Fatto sta che, quando hanno inventato questo detto, la maggior parte dei contadini e perciò della popolazione, non aveva soldi per comprarsi le scarpe e si andava a piedi scalzi per la maggior parte dell’anno.
Spesso, ma non sempre, davanti a casa c’era un catino con dell’acqua dove risciacquarsi i piedi prima di entrare e uno straccio appeso a un chiodo per asciugarsi.
Nella mia infanzia ho visto signorine, vestite “da la festa”, di domenica, andare scalze fin quasi al centro del paese (allora non sapevamo nemmeno che esistesse l’asfalto per le strade) con le scarpe in mano, per poi mettersele atteggiandosi a camminare come quando si entra in società.

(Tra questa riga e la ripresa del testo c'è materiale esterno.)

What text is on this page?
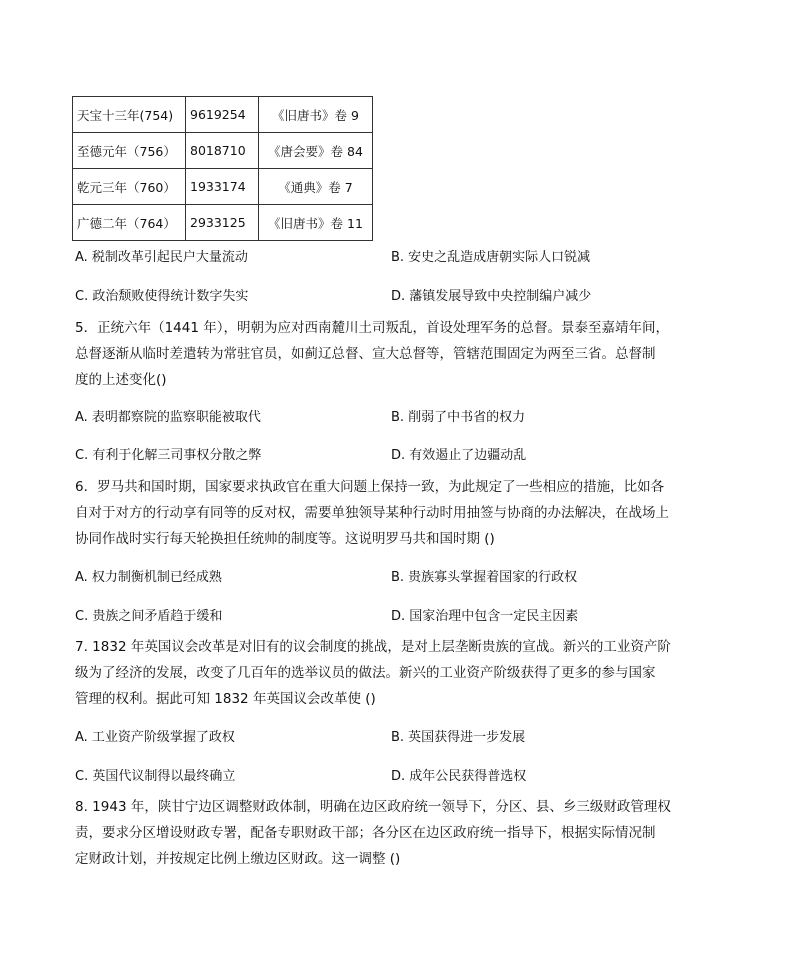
天宝十三年(754)	9619254	《旧唐书》卷 9
至德元年（756）	8018710	《唐会要》卷 84
乾元三年（760）	1933174	《通典》卷 7
广德二年（764）	2933125	《旧唐书》卷 11
A. 税制改革引起民户大量流动	B. 安史之乱造成唐朝实际人口锐减
C. 政治颓败使得统计数字失实	D. 藩镇发展导致中央控制编户减少
5．正统六年（1441 年），明朝为应对西南麓川土司叛乱，首设处理军务的总督。景泰至嘉靖年间，
总督逐渐从临时差遣转为常驻官员，如蓟辽总督、宣大总督等，管辖范围固定为两至三省。总督制
度的上述变化()
A. 表明都察院的监察职能被取代	B. 削弱了中书省的权力
C. 有利于化解三司事权分散之弊	D. 有效遏止了边疆动乱
6．罗马共和国时期，国家要求执政官在重大问题上保持一致，为此规定了一些相应的措施，比如各
自对于对方的行动享有同等的反对权，需要单独领导某种行动时用抽签与协商的办法解决，在战场上
协同作战时实行每天轮换担任统帅的制度等。这说明罗马共和国时期 ()
A. 权力制衡机制已经成熟	B. 贵族寡头掌握着国家的行政权
C. 贵族之间矛盾趋于缓和	D. 国家治理中包含一定民主因素
7. 1832 年英国议会改革是对旧有的议会制度的挑战，是对上层垄断贵族的宣战。新兴的工业资产阶
级为了经济的发展，改变了几百年的选举议员的做法。新兴的工业资产阶级获得了更多的参与国家
管理的权利。据此可知 1832 年英国议会改革使 ()
A. 工业资产阶级掌握了政权	B. 英国获得进一步发展
C. 英国代议制得以最终确立	D. 成年公民获得普选权
8. 1943 年，陕甘宁边区调整财政体制，明确在边区政府统一领导下，分区、县、乡三级财政管理权
责，要求分区增设财政专署，配备专职财政干部；各分区在边区政府统一指导下，根据实际情况制
定财政计划，并按规定比例上缴边区财政。这一调整 ()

Si usavano le “sgiavare” allora, con le suole di legno e dei rinforzi di ferro in punta e sotto il tacco, per renderle più durature. In casa si usavano le pantofole di lana cotta o di panno, solo d’inverno; le donne avevano un paio di zoccoli chiusi in punta, per andare ad accudire gli animali da cortile o coltivare l’orto.
Il mondo veneto è pieno di proverbi evocativi, spesso ancorati al buon senso popolare. Uno che mia nonna diceva spesso era questo: “No gh’è carne in becaria che prima o dopo no la vaga via”. Era il paragone che serviva a far pazientare le ragazze da marito che smaniavano di avere un “moroso“.
Peccato che sia andato in disuso, anche perché oggi si potrebbe completarlo con un’aggiunta: “ i mericani i n’ha libarà e adeso ne va ben anca la ciunga mastegà”. I costumi sono cambiati!
Ma noi torniamo ancora a usare i vecchi detti che ancora si sentono nelle osterie, quando si gioca a carte o nei capannelli delle comari al mercato. Sono pezzi di storia che resistono al logorio della vita moderna, alle trasmissioni televisive, alle preoccupazioni di tutti i giorni.
E così se ne va quel bel detto: “semo qua ne l’incertezza par inparare la pasienza”. Corriamo e perdiamo, forse, il senso di quello che siamo, diventando quello che vuole la società moderna. Ma siamo sicuri che stiamo andando nella direzione giusta? Oppure, quel ha scritto un poeta anonimo bovolonese ha un valore quanto un tesoro?
CATARSE
Stasera
mi e ti
Bupà
quando zà l’ombria su le rame del brolo
la se colegava
par poco
se semo ricatà
E lì
sentà
soto le vece piante
che t’è docià par tanto tempo
t’è guardà metare i buti
de le nostre robe care…
Emo ciacolà
Ti de le fiole
de la dona morta
e mi de quando era picinin
e quando fora da scola
vegnea ne la to botega
de marangon a vardarte pialàr.
E a sti ricordi,
Bupà,
la pipa la te tremava in man
E mi te vardava inbanbolà
E t’avaria dato el cor
E no solo na man.
Per mantenere il senso della nostra vita, consigliamo di far un giretto con la famiglia nella valle del Menago. Ci farà bene all’anima, per restare noi stessi.